In just a few weeks, Liang Wenfeng, the 39-year-old founder of Chinese AI startup DeepSeek, has become a defining figure in China’s tech landscape. His company’s breakthrough AI model has not only challenged Western dominance in artificial intelligence but also sparked a global selloff in tech stocks following its launch last week.
DeepSeek’s rapid ascent underscores Beijing’s determination to close the AI gap with the U.S., with Liang now seen as a key player in the country’s next-generation tech ambitions. His low-profile approach shifted dramatically when he was invited to a closed-door symposium hosted by Chinese Premier Li Qiang on January 20, alongside top officials and business leaders.
Liang Wenfeng: The New Face of China’s AI Push
While other Chinese tech giants like Baidu have focused on commercial AI applications, DeepSeek has taken a bold, research-driven approach, aiming to match or surpass OpenAI’s capabilities. The company’s recently launched DeepSeek-R1 model has made waves with its efficiency and cost-effectiveness, significantly undercutting competitors like OpenAI and Google DeepMind.
Liang’s rise comes at a time when U.S. export controls on advanced AI chips have tightened, limiting China’s access to crucial hardware. His vision for original AI research, rather than just scaling foreign innovations, has resonated within China’s technology circles.
“China’s AI can’t be in the position of following forever. We often say that there is a gap of one or two years between China’s AI and the United States, but the real gap is the difference between originality and imitation,” Liang said in a rare interview with Chinese media outlet Waves last year.
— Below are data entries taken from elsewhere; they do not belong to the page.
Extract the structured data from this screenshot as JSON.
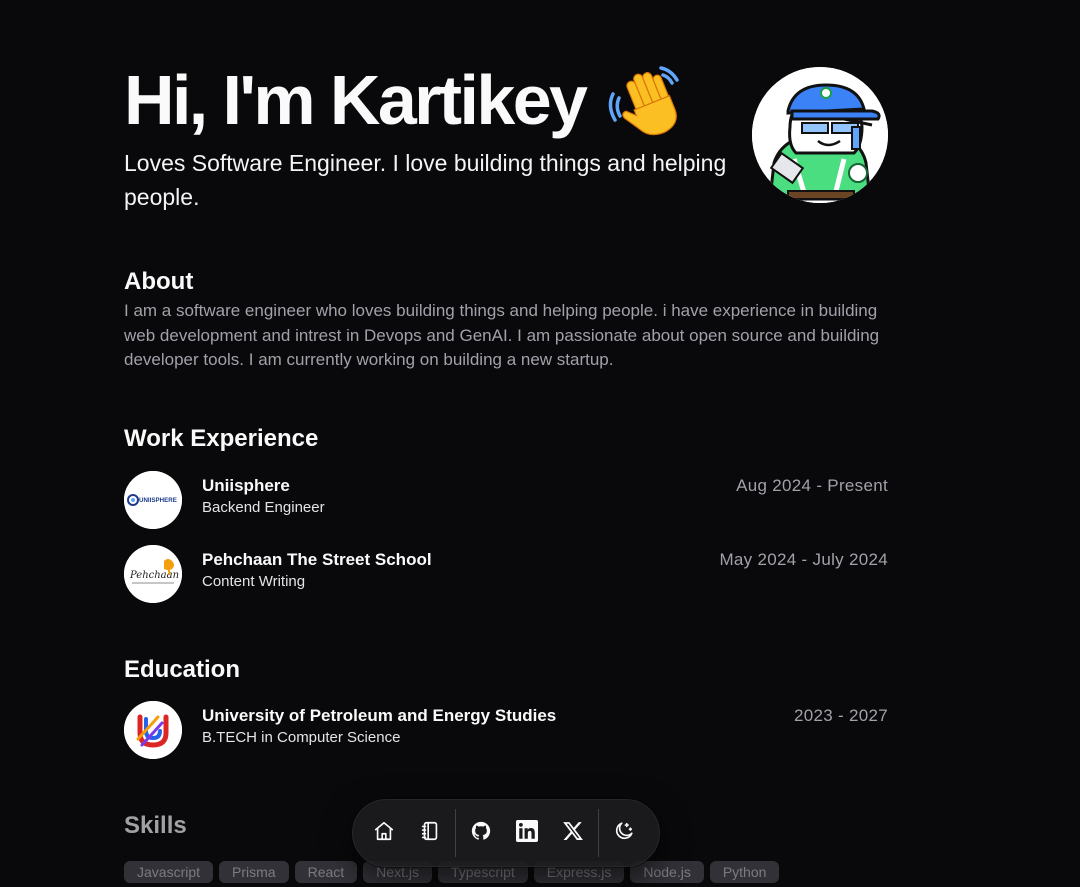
{
  "hero": {
    "title": "Hi, I'm Kartikey",
    "subtitle": "Loves Software Engineer. I love building things and helping people."
  },
  "about": {
    "title": "About",
    "text": "I am a software engineer who loves building things and helping people. i have experience in building web development and intrest in Devops and GenAI. I am passionate about open source and building developer tools. I am currently working on building a new startup."
  },
  "work": {
    "title": "Work Experience",
    "items": [
      {
        "name": "Uniisphere",
        "role": "Backend Engineer",
        "date": "Aug 2024 - Present",
        "logo_text": "UNIISPHERE"
      },
      {
        "name": "Pehchaan The Street School",
        "role": "Content Writing",
        "date": "May 2024 - July 2024",
        "logo_text": "Pehchaan"
      }
    ]
  },
  "education": {
    "title": "Education",
    "items": [
      {
        "name": "University of Petroleum and Energy Studies",
        "role": "B.TECH in Computer Science",
        "date": "2023 - 2027"
      }
    ]
  },
  "skills": {
    "title": "Skills",
    "items": [
      "Javascript",
      "Prisma",
      "React",
      "Next.js",
      "Typescript",
      "Express.js",
      "Node.js",
      "Python"
    ]
  },
  "dock": {
    "icons": [
      "home-icon",
      "notebook-icon",
      "github-icon",
      "linkedin-icon",
      "x-icon",
      "theme-toggle-icon"
    ]
  },
  "colors": {
    "background": "#09090b",
    "muted_text": "#a1a1aa",
    "badge_bg": "#3f3f46"
  }
}
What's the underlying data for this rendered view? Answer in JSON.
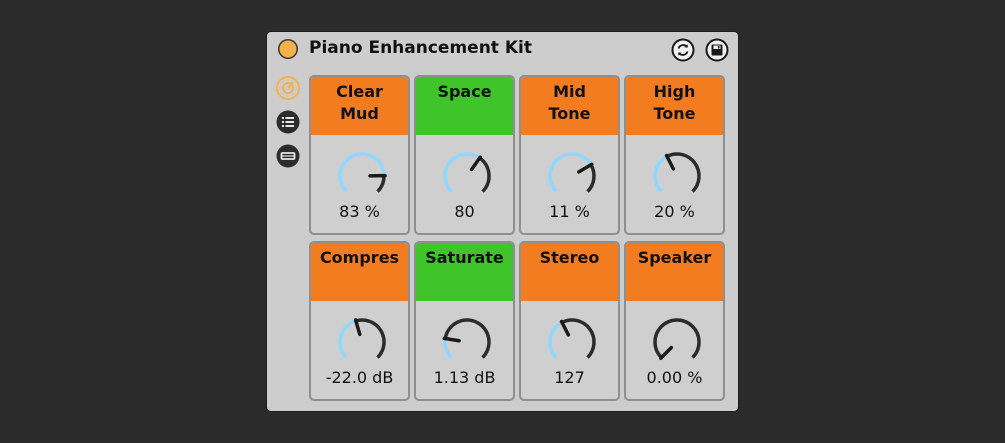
{
  "device": {
    "title": "Piano Enhancement Kit"
  },
  "colors": {
    "power": "#f5b24c",
    "orange": "#f47c20",
    "green": "#3fc52a",
    "knob_active": "#8fd8ff",
    "knob_track": "#2c2c2c"
  },
  "icons": {
    "header": [
      "swap-icon",
      "save-icon"
    ],
    "side": [
      "macro-icon",
      "list-icon",
      "panel-icon"
    ]
  },
  "macros": [
    {
      "name": "Clear\nMud",
      "value": "83 %",
      "norm": 0.83,
      "color": "orange"
    },
    {
      "name": "Space",
      "value": "80",
      "norm": 0.63,
      "color": "green"
    },
    {
      "name": "Mid\nTone",
      "value": "11 %",
      "norm": 0.72,
      "color": "orange"
    },
    {
      "name": "High\nTone",
      "value": "20 %",
      "norm": 0.4,
      "color": "orange"
    },
    {
      "name": "Compres",
      "value": "-22.0 dB",
      "norm": 0.44,
      "color": "orange"
    },
    {
      "name": "Saturate",
      "value": "1.13 dB",
      "norm": 0.2,
      "color": "green"
    },
    {
      "name": "Stereo",
      "value": "127",
      "norm": 0.4,
      "color": "orange"
    },
    {
      "name": "Speaker",
      "value": "0.00 %",
      "norm": 0.0,
      "color": "orange"
    }
  ]
}
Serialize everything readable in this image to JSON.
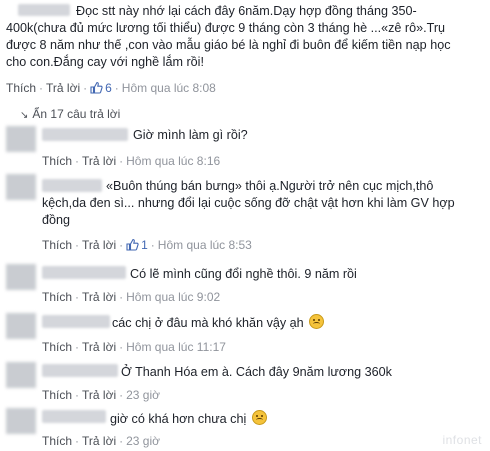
{
  "post": {
    "text": "Đọc stt này nhớ lại cách đây 6năm.Dạy hợp đồng tháng 350-400k(chưa đủ mức lương tối thiểu) được 9 tháng còn 3 tháng hè ...«zê rô».Trụ được 8 năm như thế ,con vào mẫu giáo bé là nghỉ đi buôn để kiếm tiền nạp học cho con.Đắng cay với nghề lắm rồi!",
    "like_label": "Thích",
    "reply_label": "Trả lời",
    "like_count": "6",
    "time": "Hôm qua lúc 8:08"
  },
  "collapse": {
    "label": "Ẩn 17 câu trả lời"
  },
  "replies": [
    {
      "text": "Giờ mình làm gì rồi?",
      "like": "Thích",
      "reply": "Trả lời",
      "time": "Hôm qua lúc 8:16"
    },
    {
      "text": "«Buôn thúng bán bưng» thôi ạ.Người trở nên cục mịch,thô kệch,da đen sì... nhưng đổi lại cuộc sống đỡ chật vật hơn khi làm GV hợp đồng",
      "like": "Thích",
      "reply": "Trả lời",
      "like_count": "1",
      "time": "Hôm qua lúc 8:53"
    },
    {
      "text": "Có lẽ mình cũng đổi nghề thôi. 9 năm rồi",
      "like": "Thích",
      "reply": "Trả lời",
      "time": "Hôm qua lúc 9:02"
    },
    {
      "text": "các chị ở đâu mà khó khăn vậy ạh",
      "like": "Thích",
      "reply": "Trả lời",
      "time": "Hôm qua lúc 11:17"
    },
    {
      "text": "Ở Thanh Hóa em à. Cách đây 9năm lương 360k",
      "like": "Thích",
      "reply": "Trả lời",
      "time": "23 giờ"
    },
    {
      "text": "giờ có khá hơn chưa chị",
      "like": "Thích",
      "reply": "Trả lời",
      "time": "23 giờ"
    }
  ],
  "icons": {
    "like": "thumbs-up-icon",
    "emoji": "frowning-face-icon"
  },
  "colors": {
    "link": "#4b4f56",
    "like_blue": "#4267b2",
    "meta": "#90949c"
  }
}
From Hedge Funds to AI Leadership
Liang’s academic and entrepreneurial journey has been anything but conventional. Born in Guangdong, China’s business hub, he pursued electronics and communication engineering at Zhejiang University, before completing a master’s degree in Information and Communication Engineering in 2010.
He initially co-founded a quantitative hedge fund in 2015, which managed over 100 billion yuan ($13.79 billion) by 2021. However, in April 2023, the fund announced it would shift focus from finance to AI research, laying the foundation for DeepSeek’s creation a month later.
DeepSeek’s team is composed of graduates and PhD students from China’s top universities, drawn by the challenge of solving AI’s hardest problems. “What attracts the best talent is obviously the solving of the world’s hardest problems,” Liang stated.
Open-Source Strategy: A Challenge to OpenAI’s Closed Model
Unlike OpenAI’s proprietary approach, DeepSeek has committed to an open-source model, allowing developers worldwide to use and modify its AI technology. “Even if OpenAI is closed-source, it cannot stop others from catching up… Open-source is like a cultural practice, rather than a business practice… a company that does this will have soft power,” Liang said in an older interview according to Reuters.